With the help of scholars at the Goodman institute and Americans for Prosperity, Congressman Pete Sessions and his colleagues have introduced the Health Care Fairness for All Act. Among its other features, the bill would do the following:
1. For the first time in the history of the tax code, the government would give everyone the same assistance in purchasing health insurance – whether at work, in the (Obamacare) exchange, or outside the exchange. The same commitment is made even to people who remain uninsured: the assistance would go to a safety net in case they cannot pay their medical bills. [Under the current system, a family of four earning $45,000 gets five times more tax relief than people who get the same health insurance through an employer. Among high-income families, this unfairness is completely reversed.]
2. Unlike the current system, families will be able to buy insurance that meets their financial and medical needs. [The average deductible plus the average premium for a family of four in the (Obamacare) exchange is more than $25,000 for people who do not get a subsidy. This is “unaffordable” insurance.]
3. Private insurance will be free to meet people’s needs in a competitive marketplace. Any needs that are not met by the private sector will be met through an expanded safety net (e.g., Jimmy Kimmel’s million-dollar, premature baby).
4. Employer plans and people in the Obamacare exchanges are grandfathered — they can stay in the current system if they choose to do so.
5. The bill codifies ten reforms that have been endorsed by more than 80 think tanks and activist organizations as part of Health Care Choices, including telemedicine, direct primary care, portable insurance, and flexible Health Savings Accounts.
The bill updates and improves the bill previously introduced by Congressman Sessions and Senator Bill Cassidy.
he bill is a pro-patient, pro-family, pro-free-enterprise alternative to the Medicare-For-All proposal, backed by Sen. Bernie Sanders and others on the left. It is based on a new and better vision:
A New Vison for Health Care
1. Everyone should have access to the best care the American health care system has to offer, regardless of income, assets, insurance coverage or health care status.
2. The purpose of private health insurance is to protect income and assets, not to get access to health care.
3. People should be free to buy health insurance that meets their financial and health care needs, instead of being forced to buy insurance they do not want and cannot afford.
4. Government should provide financial assistance to enable people to buy health care and health insurance; the amount should be the same for everyone at the same age and income level; and a comparable amount should be allocated even for people who elect to remain uninsured.
5. Government financial assistance should be neutral with respect to (1) the choice of individual or employer purchase of health insurance; (2) the choice of third-party insurance versus individual self-insurance by means of a Health Savings Account; and (3) the choice to insure or not insure.
6. Public and private risk adjustment should make the sick just as financially attractive as the healthy to health plans – unlike the current system which gives plans perverse incentives to attract the healthy and avoid the sick.

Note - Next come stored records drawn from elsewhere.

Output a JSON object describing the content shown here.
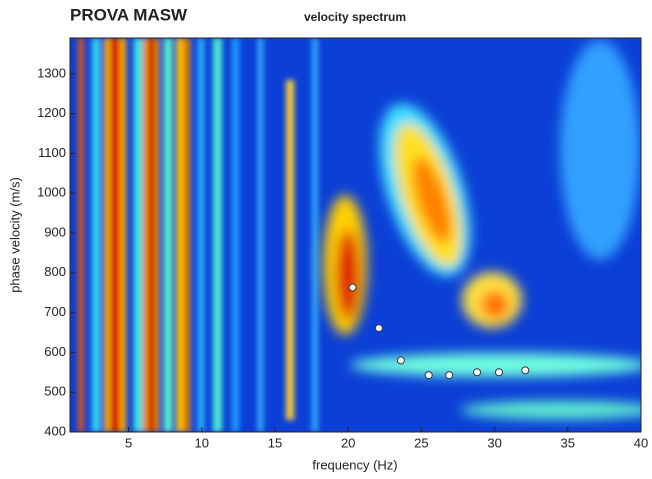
{
  "chart_data": {
    "type": "scatter",
    "title": "PROVA MASW",
    "subtitle": "velocity spectrum",
    "x_label": "frequency (Hz)",
    "y_label": "phase velocity (m/s)",
    "x": [
      20.3,
      22.1,
      23.6,
      25.5,
      26.9,
      28.8,
      30.3,
      32.1
    ],
    "values": [
      763,
      661,
      580,
      543,
      543,
      550,
      550,
      555
    ],
    "color": "#ffffff",
    "xlim": [
      1,
      40
    ],
    "xticks": [
      5,
      10,
      15,
      20,
      25,
      30,
      35,
      40
    ],
    "ylim": [
      400,
      1390
    ],
    "yticks": [
      400,
      500,
      600,
      700,
      800,
      900,
      1000,
      1100,
      1200,
      1300
    ]
  }
}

7. People who maintain continuous coverage should be able to renew their coverage or switch to other plans without financial penalty for a pre-existing condition.
8. In buying health care and health insurance, people should be able to reap the full benefits of competitive marketplace.
9. A fully funded safety net should meet any needs that are not met by the private sector.
10. The only remaining purpose of government is to ensure that a competitive market exists to meet patient needs at the highest level of quality and the lowest level of cost.
This seems like a very good plan in most respects.
I am particularly interested in item #9. I am a former actuary.
Let’s say that 20 million people choose a limited benefit plan that has a $50,000 limit on claims.
The safety net will have to pay any claims larger than that.
Just using rough numbers, the cost of that safety net could be $80 billion a year. Maybe it is half that, but a lot of money nonetheless.
I just want this to be acknowledged. During the ACA debates, some Republicans wanted to use high-risk pools instead of guaranteed issue. That’s fine, but the amounts proposed for those pools were ludicrously small. Don’t have this happen again.